Rather than maintain two separate open-source hosting experiences, Microsoft is consolidating on GitHub for public, open-source collaboration. Azure DevOps continues to be a fully supported platform for private projects and enterprise development workflows.

Key dates and timeline

Milestone Date Details
Retirement announced April 2026 Public project retirement announced and organizations can no longer create new public projects
Existing public projects converted 2027* All remaining public projects are automatically converted to private

*Exact dates for converting public projects will be shared via in-product banners within public projects.
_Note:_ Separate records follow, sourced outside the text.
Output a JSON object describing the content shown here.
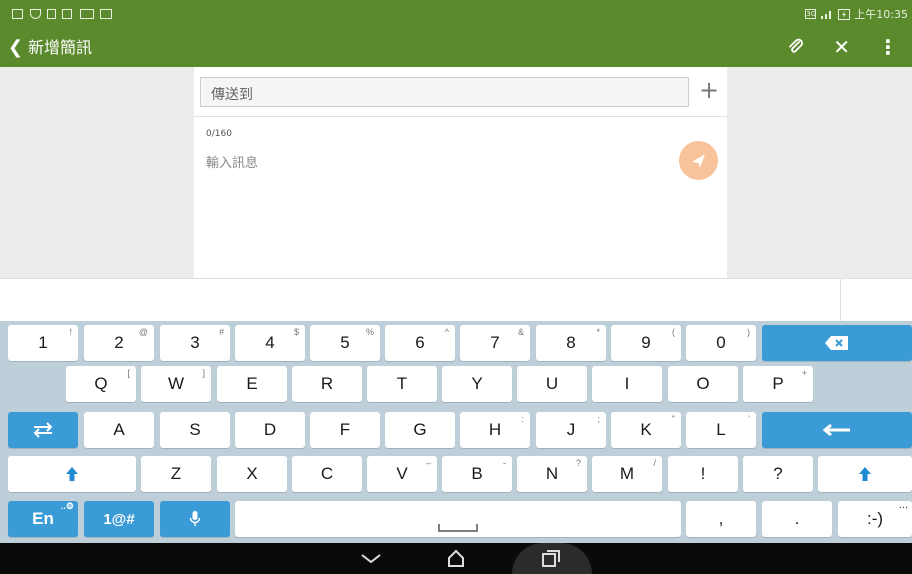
{
  "status_bar": {
    "time": "上午10:35",
    "network_badge": "3G",
    "signal_icon": "signal-bars-icon",
    "battery_icon": "battery-charging-icon",
    "left_icons": [
      "gallery-icon",
      "wifi-tray-icon",
      "document-icon",
      "file-edit-icon",
      "card-icon",
      "mail-icon"
    ]
  },
  "action_bar": {
    "back_glyph": "❮",
    "title": "新增簡訊",
    "attach_icon": "paperclip-icon",
    "discard_icon": "close-icon",
    "overflow_icon": "overflow-menu-icon",
    "attach_glyph": "🖇",
    "close_glyph": "✕",
    "more_glyph": "⋮"
  },
  "composer": {
    "to_placeholder": "傳送到",
    "add_glyph": "+",
    "char_counter": "0/160",
    "message_placeholder": "輸入訊息",
    "send_icon": "send-plane-icon",
    "send_color": "#f8c29a"
  },
  "keyboard": {
    "row1": [
      {
        "label": "1",
        "sub": "!"
      },
      {
        "label": "2",
        "sub": "@"
      },
      {
        "label": "3",
        "sub": "#"
      },
      {
        "label": "4",
        "sub": "$"
      },
      {
        "label": "5",
        "sub": "%"
      },
      {
        "label": "6",
        "sub": "^"
      },
      {
        "label": "7",
        "sub": "&"
      },
      {
        "label": "8",
        "sub": "*"
      },
      {
        "label": "9",
        "sub": "("
      },
      {
        "label": "0",
        "sub": ")"
      }
    ],
    "row2": [
      {
        "label": "Q",
        "sub": "["
      },
      {
        "label": "W",
        "sub": "]"
      },
      {
        "label": "E",
        "sub": ""
      },
      {
        "label": "R",
        "sub": ""
      },
      {
        "label": "T",
        "sub": ""
      },
      {
        "label": "Y",
        "sub": ""
      },
      {
        "label": "U",
        "sub": ""
      },
      {
        "label": "I",
        "sub": ""
      },
      {
        "label": "O",
        "sub": ""
      },
      {
        "label": "P",
        "sub": "+"
      }
    ],
    "row3": [
      {
        "label": "A",
        "sub": ""
      },
      {
        "label": "S",
        "sub": ""
      },
      {
        "label": "D",
        "sub": ""
      },
      {
        "label": "F",
        "sub": ""
      },
      {
        "label": "G",
        "sub": ""
      },
      {
        "label": "H",
        "sub": ":"
      },
      {
        "label": "J",
        "sub": ";"
      },
      {
        "label": "K",
        "sub": "\""
      },
      {
        "label": "L",
        "sub": "'"
      }
    ],
    "row4": [
      {
        "label": "Z",
        "sub": ""
      },
      {
        "label": "X",
        "sub": ""
      },
      {
        "label": "C",
        "sub": ""
      },
      {
        "label": "V",
        "sub": "–"
      },
      {
        "label": "B",
        "sub": "-"
      },
      {
        "label": "N",
        "sub": "?"
      },
      {
        "label": "M",
        "sub": "/"
      },
      {
        "label": "!",
        "sub": ""
      },
      {
        "label": "?",
        "sub": ""
      }
    ],
    "lang_label": "En",
    "lang_sub": "..⚙",
    "symbols_label": "1@#",
    "comma_label": ",",
    "period_label": ".",
    "smiley_label": ":-)",
    "smiley_sub": "...",
    "space_glyph": "⎵",
    "backspace_glyph": "⌫",
    "enter_glyph": "⟵",
    "shift_glyph": "⇧",
    "switch_glyph": "⇄",
    "mic_glyph": "🎙",
    "accent_color": "#3b9bd6"
  },
  "nav_bar": {
    "back_icon": "nav-back-chevron-icon",
    "home_icon": "nav-home-icon",
    "recents_icon": "nav-recents-icon",
    "back_glyph": "﹀",
    "home_glyph": "⌂",
    "recents_glyph": "❐"
  }
}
What changes when your project converts to private

When a public project becomes private, the following changes take effect immediately:

Area Change Details
Access and visibility Anonymous access is removed Users who aren't members of your organization can no longer view code, work items, wikis, pipelines, or artifacts.
Search engine indexing stops Your project no longer appears in search engine results, and existing public URLs return a sign-in prompt.
Public links stop working Any shared links to code, work items, or build results require authentication.
Pipelines Free pipeline minutes change Public projects receive unlimited Microsoft-hosted pipeline minutes. After conversion to private, your organization's pipeline capacity is limited to 1,800 free minutes per month (or your purchased amount).
Status badges require authentication Build status badges embedded in README files or external dashboards stop rendering for anonymous users.
Packages and artifacts Package feeds require authentication Consumers who restore packages from your Azure Artifacts feeds must authenticate. Public upstream access is removed.
Extensions and integrations Webhook and service hook consumers might break Consumers that rely on anonymous access might stop receiving events.
External tools stop working Dashboards or monitoring tools that query your project's APIs without authentication stop working.

What you need to do

Scenario Action Details
You need public visibility Migrate to GitHub Move your public-facing content to GitHub for open-source collaboration. For step-by-step guidance, see Migrate from a public project to GitHub.
You only need private collaboration No action required Your project is automatically converted to private on the conversion date. All existing members, permissions, and data are preserved.
You want to convert proactively Convert to private now Convert your project to private before the automatic conversion date. For instructions, see Change project visibility to public or private.

Frequently asked questions

What happens to my data when my project converts to private?

All your data is preserved. Repositories, work items, pipelines, artifacts, wikis, and dashboards remain unchanged. The only difference is that unauthenticated users can no longer access them.

Do my pipelines keep running after the conversion?

Yes. Existing pipelines continue to run. However, your organization's Microsoft-hosted pipeline minutes change from unlimited to the standard private-project allocation (1,800 free minutes per month). If you need more capacity, you can purchase more parallel jobs.

Do I need to update service connections or personal access tokens?

No. Service connections, personal access tokens (PATs), and OAuth configurations aren't affected by the visibility change. They continue to work as before.

What happens to forks of my public repositories?

After conversion, existing forks within Azure DevOps continue to work for authenticated users. However, unauthenticated users can no longer clone or view forked repositories. If external contributors rely on forks, consider migrating to GitHub where the fork model is designed for open-source workflows.

Can I make my project public again after the conversion?

No. After the retirement takes effect, the option to set a project's visibility to public is permanently removed. If you need public visibility, migrate to GitHub.

Will historical builds and work items still be accessible?

Yes. All historical data, including build logs, test results, and work item history, is preserved and accessible to authenticated project members.